First Amendment to The Huntington Bancshares Supplemental Retirement Income Plan, dated October 23, 2019
EX-10.2 3 hban2019093010qex102.htm EXHIBIT 10.2 Exhibit
HUNTINGTON BANCSHARES INCORPORATED
Board of Directors
October 23, 2019
Re: Form of Benefit available to the Beneficiary of a Supplemental Retirement Benefit and Supplemental Surviving Beneficiary Benefit
WHEREAS, Huntington Bancshares Incorporated (the “Corporation”) sponsors The Huntington Bancshares Supplemental Retirement Income Plan (the “Plan”) for the benefit of certain highly compensated employees whose benefits under the Huntington Bancshares Retirement Plan (the “Qualified Plan”) are affected by the limits imposed on tax-qualified plans under the Code, or by limits imposed under the Qualified Plan;
WHEREAS, the Corporation through its Board of Directors has authority to take action regarding the retirement plans of the Corporation, including amendment of the Plan;
WHEREAS, the Corporation has the authority to amend the Plan pursuant to Section 8.01 of the Plan;
WHEREAS, Prop. Treas. Reg. § 1.409A-3 permits an amendment to the Plan that accelerates payments to Beneficiaries if such amendment becomes effective one year following the date of the amendment;
WHEREAS, the Board of Directors desires to amend the Plan effective one year following the date of this Resolution to provide for the payment of a pre-retirement death benefit under the Supplemental Retirement Benefit in a single lump sum;
NOW, THEREFORE, BE IT RESOLVED, that the Board of Directors of the Corporation hereby approves the amendment of the Plan, substantially in the form of Exhibit A attached hereto, effective as of the date set forth in such amendment, to provide for the payment of a pre-retirement death benefit under the Supplemental Retirement Benefit in a single lump sum; and
RESOLVED FURTHER, that any appropriate officers or employees of the Corporation be, and hereby are, authorized to recommend any amendments and/or restatements of the Plan and any other instruments, documents or conveyances necessary to effectuate the amendments and/or restatements of the Plan to include the provisions described herein; and
RESOLVED FINALLY, that the appropriate officers of the Corporation shall be and hereby are authorized and directed to take such action as may be necessary, appropriate or advisable to implement these Resolutions, including executing, delivering, acknowledging, filing, recording and sealing of all documents, certificates, statements or other instruments, and that any prior action taken by any appropriate officer of the Corporation that is consistent with these Resolutions is hereby ratified and approved.
FIRST AMENDMENT TO
THE HUNTINGTON BANCSHARES
SUPPLEMENTAL RETIREMENT INCOME PLAN
Huntington Bancshares Incorporated (the “Company”) maintains The Huntington Bancshares Supplemental Retirement Income Plan (the “Plan”), amended and restated effective as of December 31, 2013.

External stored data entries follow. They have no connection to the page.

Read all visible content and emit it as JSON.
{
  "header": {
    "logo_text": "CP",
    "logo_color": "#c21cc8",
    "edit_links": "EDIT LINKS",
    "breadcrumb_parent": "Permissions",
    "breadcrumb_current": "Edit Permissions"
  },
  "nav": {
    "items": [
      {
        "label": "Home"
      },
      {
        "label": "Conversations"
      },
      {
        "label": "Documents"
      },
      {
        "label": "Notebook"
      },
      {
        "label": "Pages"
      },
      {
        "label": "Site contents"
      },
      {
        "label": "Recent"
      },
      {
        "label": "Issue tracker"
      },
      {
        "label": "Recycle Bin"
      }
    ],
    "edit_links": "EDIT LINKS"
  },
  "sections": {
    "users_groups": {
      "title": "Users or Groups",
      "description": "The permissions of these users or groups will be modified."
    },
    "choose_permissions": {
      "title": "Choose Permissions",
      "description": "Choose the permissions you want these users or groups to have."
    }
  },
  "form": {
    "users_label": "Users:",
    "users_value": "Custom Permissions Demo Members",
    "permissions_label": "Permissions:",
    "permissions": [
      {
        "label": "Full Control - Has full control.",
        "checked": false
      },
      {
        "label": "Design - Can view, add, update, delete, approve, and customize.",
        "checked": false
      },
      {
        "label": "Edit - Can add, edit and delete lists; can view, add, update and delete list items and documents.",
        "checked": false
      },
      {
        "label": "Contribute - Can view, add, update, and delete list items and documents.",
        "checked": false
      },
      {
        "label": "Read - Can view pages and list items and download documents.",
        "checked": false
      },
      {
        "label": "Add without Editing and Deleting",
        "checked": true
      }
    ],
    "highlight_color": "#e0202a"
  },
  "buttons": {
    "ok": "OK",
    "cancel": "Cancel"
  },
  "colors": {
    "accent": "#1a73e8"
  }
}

Section 8.01 of the Plan gives the Company the power and authority to amend the Plan from time to time by action of its Board of Directors or an authorized delegate thereof.
The Company desires to amend the Plan effective one year following the date of this Amendment, to require that a pre-retirement death benefit under the Plan be paid in the form of a single lump sum.
The Plan is hereby amended as follows, effective as of as of July 5, 2020:
Section 4.02 of the Plan is hereby amended by adding the following sentence to the end of the paragraph:
“Notwithstanding the forgoing, effective July 5, 2020, the Supplemental Surviving Beneficiary Benefit shall be payable only in the form of an Actuarially Equivalent lump sum payment. In addition, any Supplemental Surviving Beneficiary Benefits in pay status as of the effective date of this provision shall have the remaining benefits paid in the form of an Actuarially Equivalent single lump sum.”
All other provisions of the Plan shall remain unchanged.
This First Amendment to the Plan is hereby adopted by the Company.